Classification
Published:
Classification - Logistic Regression
Problem
The values of a function $f$ for $m$ inputs ($x^{(1 \sim m)}$) are given, denoted by $y^{(1 \sim m)}$. The return value of $f$ must only be $0$ or $1$.
I want my algorithm to design a hypothesis function $h_\theta(x)$ to predict the probability for the function $f$ to give $1$ for a particular input $x$.
The hypothesis function should have the form:
\[h_\theta(x) = \sigma(\theta^T x)\]where $\sigma$ is defined as
\[\sigma(x) = \frac 1 {1 + e^{-x}}\]According to the form of the hypothesis function and some statistics knowledge, the hypothesis function should minimize $J(\theta)$ for this cost function:
\[\text{Cost}(h(x), y) := - y \ln h(x) - (1 - y) \ln (1 - h(x))\]An alternative form for this formula is
\[\text{Cost}(h(x), y) := \begin{cases} - \ln h(x) & y = 1 \\ - \ln (1 - h(x)) & y = 0 \\ \end{cases}\]Decision Boundary
Inputs which fits the condition $h_\theta(x) \ge \frac 1 2$ is separated with inputs which does not fit the same condition by a boundary called the decision boundary (决策边界).
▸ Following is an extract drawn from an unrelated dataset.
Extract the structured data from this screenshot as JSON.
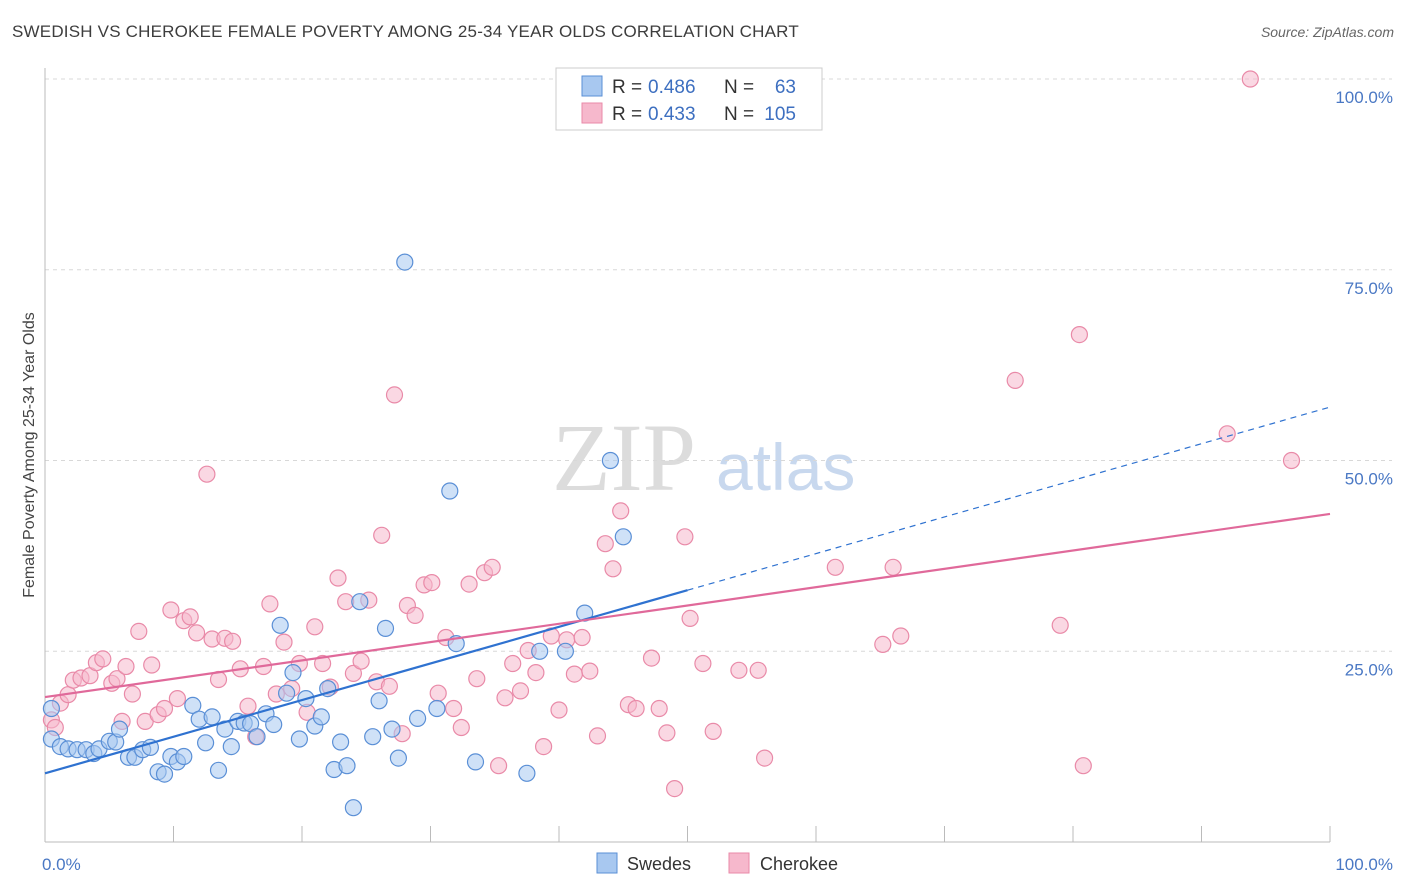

The decision boundary is a property of $h_\theta$, not the training set.
Solution
Notice that the cost function is convex, therefore, it is a great function for gradient descent.
We can calculate the Gradient Descent formula for Logistic Regression:
\[\frac \partial {\partial \theta_j} J(\theta) = \frac 1 m \sum \limits_{i=1}^m h_\theta(x^{(i)} - y^{(i)}) x^{(i)}_j\]Multi-Class Classification
Train a logistic regression $h_\theta^{(i)}(x)$ for each $i$.
For a input $x$, take
\[\arg \max\limits_i h_\theta^{(i)}(x)\]as the answer.